Tetapi saya keliru, buku ini ternyata ditulis seperti cerita rakyat. Dan layaknya cerita, kisahnya mengalir dan bisa saya tamatkan sekali duduk. Membaca buku ini rasanya seperti membaca buku dongeng alih-alih buku sejarah. Eh tapi yang mengatakan ini buku sejarah siapa juga ya?, ahaha.

Setelah usut-mengusut, saya akhirnya menemukan di mana letak kesalahpahaman saya. Saya kecele dengan judul bukunya. Buku ini berjudul “Datu-datu Terkenal di Kalimantan Selatan”. Nah, sugesti awal saya setelah melihat judulnya adalah buku ini merupakan buku “Sejarah Datu-Datu”, bukan buku “Cerita Datu-Datu”. Saking tersugestinya saya, saya sampai tidak ngeh kalau dibagian kata pengantar, sebenarnya sudah disebutkan kalau buku ini berisi “Cerita Datu-Datu”.

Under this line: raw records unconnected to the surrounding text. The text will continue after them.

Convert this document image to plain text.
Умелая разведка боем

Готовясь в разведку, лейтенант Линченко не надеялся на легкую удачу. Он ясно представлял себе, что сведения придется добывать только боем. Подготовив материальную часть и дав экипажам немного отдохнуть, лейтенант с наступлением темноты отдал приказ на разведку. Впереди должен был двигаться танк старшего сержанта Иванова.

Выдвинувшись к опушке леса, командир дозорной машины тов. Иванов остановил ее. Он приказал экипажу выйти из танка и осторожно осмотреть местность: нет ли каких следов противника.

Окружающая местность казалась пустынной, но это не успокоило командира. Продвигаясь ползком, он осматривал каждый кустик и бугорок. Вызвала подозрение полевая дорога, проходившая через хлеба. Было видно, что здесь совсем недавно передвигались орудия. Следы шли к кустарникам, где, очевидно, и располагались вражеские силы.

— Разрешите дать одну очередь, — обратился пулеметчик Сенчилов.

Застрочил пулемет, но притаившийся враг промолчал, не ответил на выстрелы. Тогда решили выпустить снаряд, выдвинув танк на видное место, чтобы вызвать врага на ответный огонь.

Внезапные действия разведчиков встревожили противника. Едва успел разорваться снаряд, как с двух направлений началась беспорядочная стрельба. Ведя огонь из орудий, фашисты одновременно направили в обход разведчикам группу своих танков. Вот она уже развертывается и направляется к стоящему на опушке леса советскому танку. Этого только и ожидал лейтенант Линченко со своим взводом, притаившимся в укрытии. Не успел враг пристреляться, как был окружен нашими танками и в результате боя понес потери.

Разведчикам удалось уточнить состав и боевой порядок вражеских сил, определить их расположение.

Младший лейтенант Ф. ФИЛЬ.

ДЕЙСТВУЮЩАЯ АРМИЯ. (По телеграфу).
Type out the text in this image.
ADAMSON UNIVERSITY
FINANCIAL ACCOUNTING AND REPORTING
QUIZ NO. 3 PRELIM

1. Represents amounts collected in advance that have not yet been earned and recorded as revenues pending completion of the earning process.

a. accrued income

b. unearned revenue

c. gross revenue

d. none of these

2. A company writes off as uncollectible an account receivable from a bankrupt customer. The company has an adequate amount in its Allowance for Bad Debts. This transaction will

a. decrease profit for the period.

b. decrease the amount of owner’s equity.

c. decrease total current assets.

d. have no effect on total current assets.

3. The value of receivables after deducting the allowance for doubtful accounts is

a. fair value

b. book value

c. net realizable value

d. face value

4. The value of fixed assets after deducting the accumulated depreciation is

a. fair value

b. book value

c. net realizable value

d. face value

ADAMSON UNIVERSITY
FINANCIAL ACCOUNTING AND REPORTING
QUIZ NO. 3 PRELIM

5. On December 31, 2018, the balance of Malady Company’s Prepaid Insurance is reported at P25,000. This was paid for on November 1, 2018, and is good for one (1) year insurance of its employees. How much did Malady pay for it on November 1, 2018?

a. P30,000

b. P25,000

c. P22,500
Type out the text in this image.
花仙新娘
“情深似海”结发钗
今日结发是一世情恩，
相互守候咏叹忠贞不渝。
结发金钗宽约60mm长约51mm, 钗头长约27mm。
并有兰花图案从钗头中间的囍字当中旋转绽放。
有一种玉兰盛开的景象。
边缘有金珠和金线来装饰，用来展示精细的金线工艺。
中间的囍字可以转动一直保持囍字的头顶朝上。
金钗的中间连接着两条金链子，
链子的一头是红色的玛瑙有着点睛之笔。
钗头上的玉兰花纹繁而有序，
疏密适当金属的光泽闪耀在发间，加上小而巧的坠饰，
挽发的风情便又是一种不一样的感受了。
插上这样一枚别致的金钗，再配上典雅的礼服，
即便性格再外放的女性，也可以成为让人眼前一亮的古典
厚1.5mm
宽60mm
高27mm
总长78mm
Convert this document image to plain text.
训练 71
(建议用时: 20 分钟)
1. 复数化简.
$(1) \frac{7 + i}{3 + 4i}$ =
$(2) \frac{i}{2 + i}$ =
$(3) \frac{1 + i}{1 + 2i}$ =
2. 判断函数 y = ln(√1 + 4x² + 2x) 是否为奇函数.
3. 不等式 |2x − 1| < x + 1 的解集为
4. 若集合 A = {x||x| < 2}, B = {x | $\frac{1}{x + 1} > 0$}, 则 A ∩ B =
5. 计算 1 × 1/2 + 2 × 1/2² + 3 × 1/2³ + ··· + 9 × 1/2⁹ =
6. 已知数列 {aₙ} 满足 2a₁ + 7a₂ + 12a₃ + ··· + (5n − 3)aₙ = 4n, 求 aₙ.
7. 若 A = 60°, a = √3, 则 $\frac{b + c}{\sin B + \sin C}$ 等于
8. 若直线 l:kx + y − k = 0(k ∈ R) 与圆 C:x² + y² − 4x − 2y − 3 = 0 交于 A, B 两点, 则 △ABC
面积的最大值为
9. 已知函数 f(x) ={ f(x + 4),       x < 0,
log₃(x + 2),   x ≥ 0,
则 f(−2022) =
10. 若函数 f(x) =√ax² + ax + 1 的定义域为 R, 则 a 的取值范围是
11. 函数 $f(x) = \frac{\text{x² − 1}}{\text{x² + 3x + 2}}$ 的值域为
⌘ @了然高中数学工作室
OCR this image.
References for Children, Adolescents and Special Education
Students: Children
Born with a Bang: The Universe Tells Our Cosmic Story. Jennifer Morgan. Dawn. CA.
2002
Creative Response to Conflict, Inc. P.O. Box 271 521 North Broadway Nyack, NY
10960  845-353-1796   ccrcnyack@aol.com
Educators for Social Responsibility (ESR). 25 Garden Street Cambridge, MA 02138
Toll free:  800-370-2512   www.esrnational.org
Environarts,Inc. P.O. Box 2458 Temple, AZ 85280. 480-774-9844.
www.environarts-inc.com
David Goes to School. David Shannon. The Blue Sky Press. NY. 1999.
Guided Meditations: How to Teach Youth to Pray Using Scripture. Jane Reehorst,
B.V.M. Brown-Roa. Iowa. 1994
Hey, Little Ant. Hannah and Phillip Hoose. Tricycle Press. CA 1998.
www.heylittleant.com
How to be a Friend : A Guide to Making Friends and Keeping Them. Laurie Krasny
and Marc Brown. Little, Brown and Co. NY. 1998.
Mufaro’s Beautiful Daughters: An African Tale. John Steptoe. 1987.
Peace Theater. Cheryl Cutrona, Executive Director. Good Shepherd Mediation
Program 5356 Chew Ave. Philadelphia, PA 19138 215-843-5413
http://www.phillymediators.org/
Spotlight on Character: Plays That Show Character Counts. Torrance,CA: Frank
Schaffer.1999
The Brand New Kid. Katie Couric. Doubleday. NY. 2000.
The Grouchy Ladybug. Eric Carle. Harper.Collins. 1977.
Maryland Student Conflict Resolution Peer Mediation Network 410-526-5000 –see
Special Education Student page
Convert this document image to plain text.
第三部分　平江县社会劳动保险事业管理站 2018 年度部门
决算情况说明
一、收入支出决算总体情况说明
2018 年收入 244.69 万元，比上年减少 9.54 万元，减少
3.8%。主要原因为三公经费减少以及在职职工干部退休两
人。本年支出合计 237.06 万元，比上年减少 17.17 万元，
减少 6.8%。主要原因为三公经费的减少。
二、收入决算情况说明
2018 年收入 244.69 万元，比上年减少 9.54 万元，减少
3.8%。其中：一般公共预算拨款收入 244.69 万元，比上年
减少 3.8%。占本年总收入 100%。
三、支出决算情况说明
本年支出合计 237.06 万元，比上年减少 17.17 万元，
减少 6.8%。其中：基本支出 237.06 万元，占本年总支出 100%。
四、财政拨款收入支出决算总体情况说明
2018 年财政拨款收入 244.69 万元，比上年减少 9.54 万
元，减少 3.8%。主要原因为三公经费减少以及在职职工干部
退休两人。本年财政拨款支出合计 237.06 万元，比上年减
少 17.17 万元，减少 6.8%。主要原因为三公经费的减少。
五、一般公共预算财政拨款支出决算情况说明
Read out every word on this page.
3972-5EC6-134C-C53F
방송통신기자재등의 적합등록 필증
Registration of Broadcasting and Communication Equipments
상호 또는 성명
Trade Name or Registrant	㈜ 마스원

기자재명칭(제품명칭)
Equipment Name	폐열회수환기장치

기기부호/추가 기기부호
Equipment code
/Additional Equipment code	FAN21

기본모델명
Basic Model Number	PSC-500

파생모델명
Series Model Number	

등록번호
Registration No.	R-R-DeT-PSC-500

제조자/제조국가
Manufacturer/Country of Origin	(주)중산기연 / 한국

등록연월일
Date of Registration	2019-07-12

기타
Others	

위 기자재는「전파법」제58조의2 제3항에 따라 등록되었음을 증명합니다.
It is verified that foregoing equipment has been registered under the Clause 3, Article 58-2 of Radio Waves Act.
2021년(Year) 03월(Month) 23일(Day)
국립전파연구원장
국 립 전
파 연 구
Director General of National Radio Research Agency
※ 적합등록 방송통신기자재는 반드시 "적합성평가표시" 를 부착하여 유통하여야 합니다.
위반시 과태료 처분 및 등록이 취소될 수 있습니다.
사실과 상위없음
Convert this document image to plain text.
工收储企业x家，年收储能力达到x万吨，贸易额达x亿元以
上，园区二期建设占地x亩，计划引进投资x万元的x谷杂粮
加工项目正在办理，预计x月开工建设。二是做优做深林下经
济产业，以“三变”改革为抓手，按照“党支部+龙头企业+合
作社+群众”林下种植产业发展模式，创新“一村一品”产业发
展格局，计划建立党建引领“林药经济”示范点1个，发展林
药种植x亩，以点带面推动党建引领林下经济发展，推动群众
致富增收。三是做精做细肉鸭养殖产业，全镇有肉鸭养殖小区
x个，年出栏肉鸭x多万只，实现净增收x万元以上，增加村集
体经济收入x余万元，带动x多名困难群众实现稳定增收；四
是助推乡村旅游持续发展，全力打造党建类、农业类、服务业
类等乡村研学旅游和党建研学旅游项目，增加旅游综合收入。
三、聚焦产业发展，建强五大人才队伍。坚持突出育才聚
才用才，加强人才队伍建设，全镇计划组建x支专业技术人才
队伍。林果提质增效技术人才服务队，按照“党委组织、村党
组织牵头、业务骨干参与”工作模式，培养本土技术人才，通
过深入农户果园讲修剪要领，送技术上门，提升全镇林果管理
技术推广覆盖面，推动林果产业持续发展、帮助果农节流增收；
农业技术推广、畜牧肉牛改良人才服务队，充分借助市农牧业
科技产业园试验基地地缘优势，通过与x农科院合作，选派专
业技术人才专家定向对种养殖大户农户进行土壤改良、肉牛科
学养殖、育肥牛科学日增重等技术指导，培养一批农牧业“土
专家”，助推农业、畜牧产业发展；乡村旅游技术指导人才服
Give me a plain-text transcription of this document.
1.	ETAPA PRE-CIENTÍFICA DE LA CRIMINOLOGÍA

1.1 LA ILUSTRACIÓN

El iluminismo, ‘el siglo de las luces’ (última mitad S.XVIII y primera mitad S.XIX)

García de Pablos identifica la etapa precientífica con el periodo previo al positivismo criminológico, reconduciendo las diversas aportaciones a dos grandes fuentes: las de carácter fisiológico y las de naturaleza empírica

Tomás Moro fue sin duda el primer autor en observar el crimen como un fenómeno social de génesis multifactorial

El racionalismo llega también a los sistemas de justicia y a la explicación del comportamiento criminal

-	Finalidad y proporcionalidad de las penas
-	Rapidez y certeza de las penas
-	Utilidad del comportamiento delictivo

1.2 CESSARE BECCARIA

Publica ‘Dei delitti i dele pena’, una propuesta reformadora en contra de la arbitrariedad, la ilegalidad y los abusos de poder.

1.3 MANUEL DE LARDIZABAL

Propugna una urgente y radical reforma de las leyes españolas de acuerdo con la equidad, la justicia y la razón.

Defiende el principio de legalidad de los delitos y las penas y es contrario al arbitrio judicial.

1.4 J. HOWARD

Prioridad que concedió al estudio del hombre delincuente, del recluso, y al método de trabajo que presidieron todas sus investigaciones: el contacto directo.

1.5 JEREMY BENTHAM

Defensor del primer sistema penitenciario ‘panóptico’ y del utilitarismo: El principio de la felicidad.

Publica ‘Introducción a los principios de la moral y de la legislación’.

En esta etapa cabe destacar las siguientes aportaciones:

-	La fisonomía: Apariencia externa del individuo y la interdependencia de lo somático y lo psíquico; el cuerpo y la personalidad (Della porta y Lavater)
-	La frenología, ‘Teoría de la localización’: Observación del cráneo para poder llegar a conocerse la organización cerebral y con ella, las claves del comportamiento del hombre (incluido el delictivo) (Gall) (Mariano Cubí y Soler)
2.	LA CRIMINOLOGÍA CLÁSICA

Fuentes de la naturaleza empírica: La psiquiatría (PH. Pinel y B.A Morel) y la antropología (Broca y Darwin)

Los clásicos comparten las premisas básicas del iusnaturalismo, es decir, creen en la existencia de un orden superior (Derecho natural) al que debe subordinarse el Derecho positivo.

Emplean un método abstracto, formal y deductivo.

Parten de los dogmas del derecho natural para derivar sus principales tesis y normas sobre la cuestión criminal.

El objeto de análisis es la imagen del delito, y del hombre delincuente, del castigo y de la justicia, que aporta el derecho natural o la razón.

Saya baru sadar setelah saya membaca sampai pada cerita Datu Ala, tepatnya di paragraf berikut,

“Demikian sekelumit cerita mengenai Datu Alabio, sedangkan benar atau tidaknya cerita ini penilaiannya diserahkan kepada para pembaca.”

(hal 13)

Ohhhh, ternyata buku ini bukan buku sejarah. Apalagi kalau diteruskan membaca sampai ke chapter Datu Haji Batu. Cerita beliau ini mirip cerita Damarwulan yang mencuri selendang bidadari.

Namun, ada juga kisah yang memang merupakan fakta sejarah. Seperti Datu Kalampayan misalnya. Datu ini memang sangat terkenal. Makam dan karya beliau masih ada sampai sekarang.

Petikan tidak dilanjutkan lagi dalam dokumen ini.